Тайна высокого дома (Гейнце) - страница 96

Сабиров удивленно смотрел на говорившего, но сердце его усиленно билось, как бы предчувствуя беду. При последних словах Иннокентия Антиповича он весь вспыхнул, а затем побледнел.

— Вы мне нравитесь, молодой человек, — продолжал тот, — мы, сибиряки, живем здесь по простоте, но умеем не хуже других узнавать людей. У вас такое честное, открытое лицо, что я не хочу думать, что вы замыслили что-нибудь дурное относительно моей крестницы.

Борис Иванович сделал было жест негодования, но воздержался и сказал дрогнувшим от волнения голосом:

— Благодарю вас… Если бы вы это могли подумать, то обидели бы меня совершенно напрасно.

— Я и не хочу думать этого… Давайте поговорим по душе — хотите?

Гладких остановился.

Сабиров молча нахлонил голову, в знак согласия.

— Вы любите Таню?

— Больше жизни!.. — быстро, с уверенностью отвечал Борис Иванович.

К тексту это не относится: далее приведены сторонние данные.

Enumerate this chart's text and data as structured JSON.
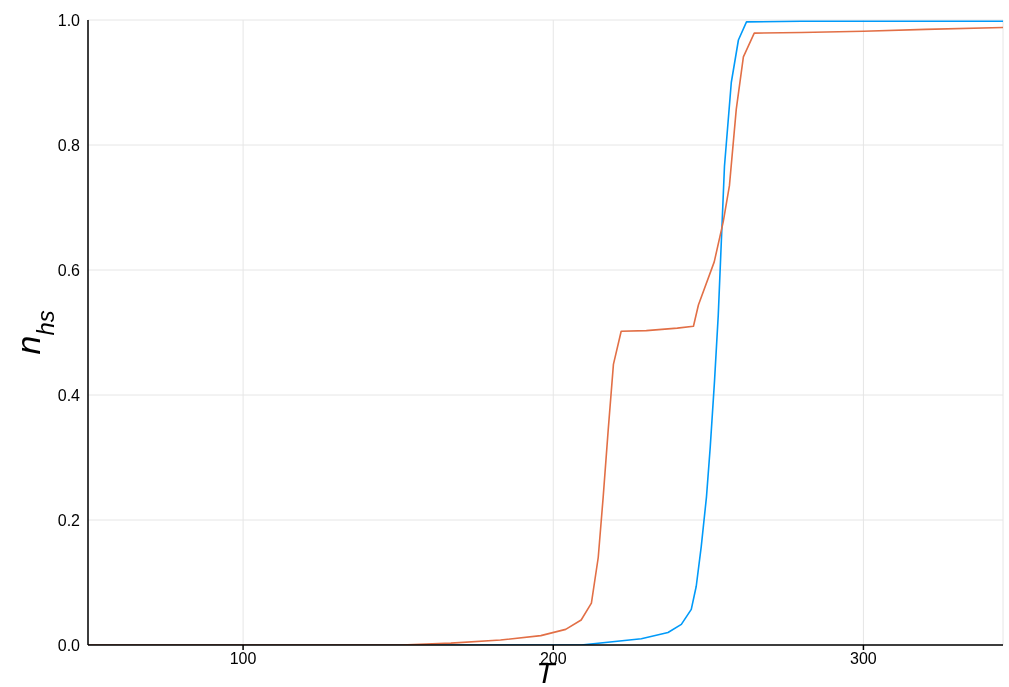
{
  "chart_data": {
    "type": "line",
    "xlabel": "T",
    "ylabel": "n$_{hs}$",
    "xlim": [
      50,
      345
    ],
    "xticks": [
      100,
      200,
      300
    ],
    "ylim": [
      0,
      1
    ],
    "yticks": [
      {
        "value": 0,
        "label": "0.0"
      },
      {
        "value": 0.2,
        "label": "0.2"
      },
      {
        "value": 0.4,
        "label": "0.4"
      },
      {
        "value": 0.6,
        "label": "0.6"
      },
      {
        "value": 0.8,
        "label": "0.8"
      },
      {
        "value": 1,
        "label": "1.0"
      }
    ],
    "grid": true,
    "marker": "none",
    "line_style": "solid",
    "series": [
      {
        "color": "#009af9",
        "x": [
          50,
          150,
          209,
          228.4,
          237,
          241.3,
          244.5,
          246.1,
          247.7,
          249.4,
          250.6,
          252,
          253.2,
          255.2,
          257.4,
          259.7,
          262.3,
          280,
          300,
          320,
          345
        ],
        "values": [
          0,
          0,
          0,
          0.01,
          0.02,
          0.033,
          0.057,
          0.094,
          0.157,
          0.237,
          0.316,
          0.423,
          0.528,
          0.766,
          0.9,
          0.968,
          0.997,
          0.998,
          0.998,
          0.998,
          0.998
        ]
      },
      {
        "color": "#e26f46",
        "x": [
          50,
          151,
          167,
          183,
          196,
          204,
          209,
          212.3,
          214.5,
          216.1,
          217.7,
          219.4,
          221.9,
          230,
          240,
          245.2,
          246.8,
          251.9,
          254.8,
          256.8,
          259,
          261.3,
          264.8,
          280,
          300,
          320,
          345
        ],
        "values": [
          0,
          0,
          0.003,
          0.008,
          0.015,
          0.025,
          0.04,
          0.067,
          0.14,
          0.237,
          0.343,
          0.449,
          0.502,
          0.503,
          0.507,
          0.51,
          0.544,
          0.613,
          0.677,
          0.735,
          0.857,
          0.941,
          0.979,
          0.98,
          0.982,
          0.985,
          0.988
        ]
      }
    ]
  }
}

Иннокентий Антипович вздрогнул, и взгляд его сделался мрачен.

— Несчастье больше, чем я ожидал… — прошептал он. — А вас она любит? — спросил он громко.

— Татьяна Петровна не дала мне права отвечать за нее… — дрогнувшим голосом отвечал Сабиров.

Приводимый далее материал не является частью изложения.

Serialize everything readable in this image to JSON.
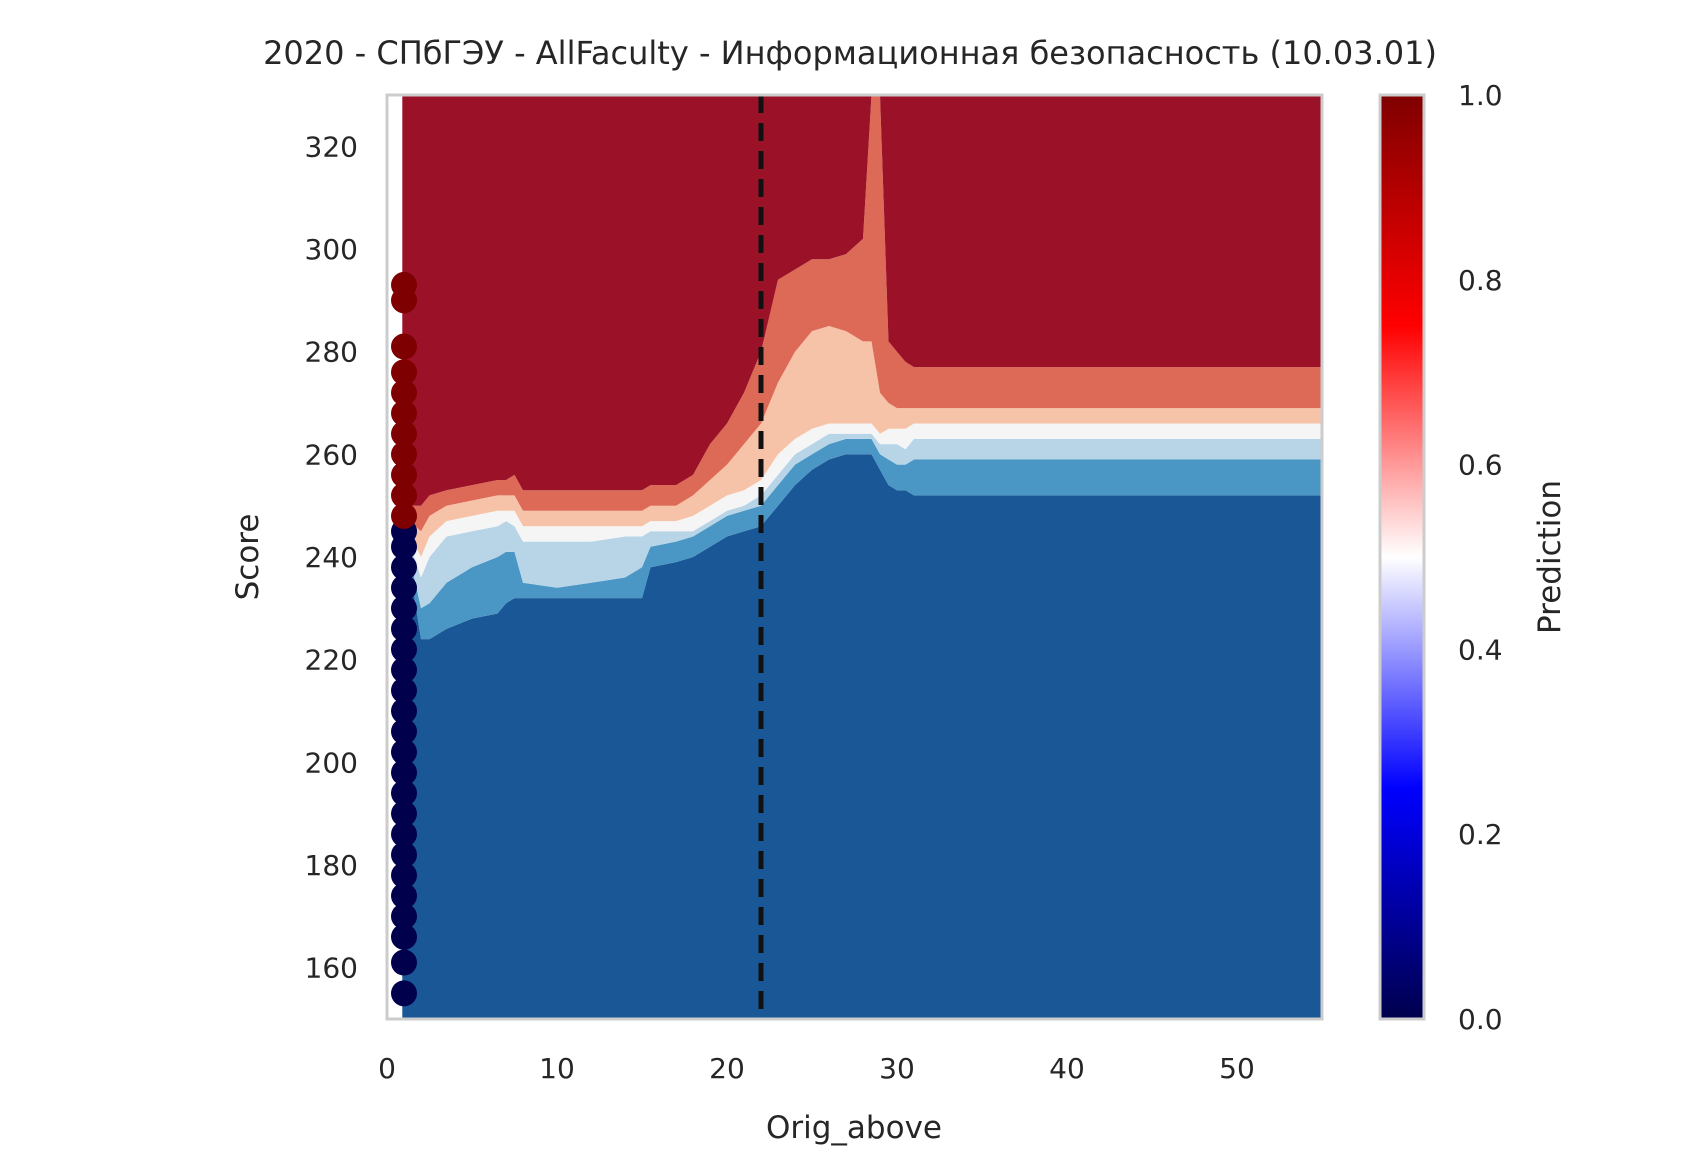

Оба собеседника были взволнованы. Борис Иванович чувствовал, как замерло его сердце. Он понимал скорее инстинктом, чем разумом, что Татьяна Петровна вся во власти этого человека, сидевшего перед ним, что одним словом он может разрушить все его радужные планы.

— Выслушайте меня! — сказал Гладких после некоторого молчания. — Вы любите Таню! Я люблю ее также… Я люблю ее так горячо, если не более, как мог бы любить свою дочь. Я забочусь о ней со дня ее рождения… Ее мать умерла через два часа после появления на свет этого ребенка, и над еще теплым телом покойницы я дал клятву оберегать и хранить, как зеницу, ока ее дочь… Я верю, что милосердный Бог не допустит, чтобы она была несчастна! Если бы я мог сказать вам все — вы бы поняли… Но я этого не смею… Когда я вижу в ее глазах слезы, то чувствую, что в мое сердце вонзают острый нож… Чтобы устранить от нее всякое горе, я с охотой отдал бы последние годы моей жизни… Но, Боже мой, я хотел бы жить до тех пор, пока ее счастье не будет обеспечено…

Сабиров слушал старика с лихорадочным вниманием.

— Если бы я мог предугадать случившееся, я никогда бы не взял ее в К., и вы бы никогда ее не встретили… Но несчастье уже совершилось — теперь остается лишь предупредить его роковые последствия, и вы, молодой человек, должны действовать со мной заодно… Мы постараемся водворить тишину там, где вы, сами того не сознавая, вызвали бурю… Хотите вы мне в этом помочь? Да, — ваши глаза говорят, что я могу на вас рассчитывать.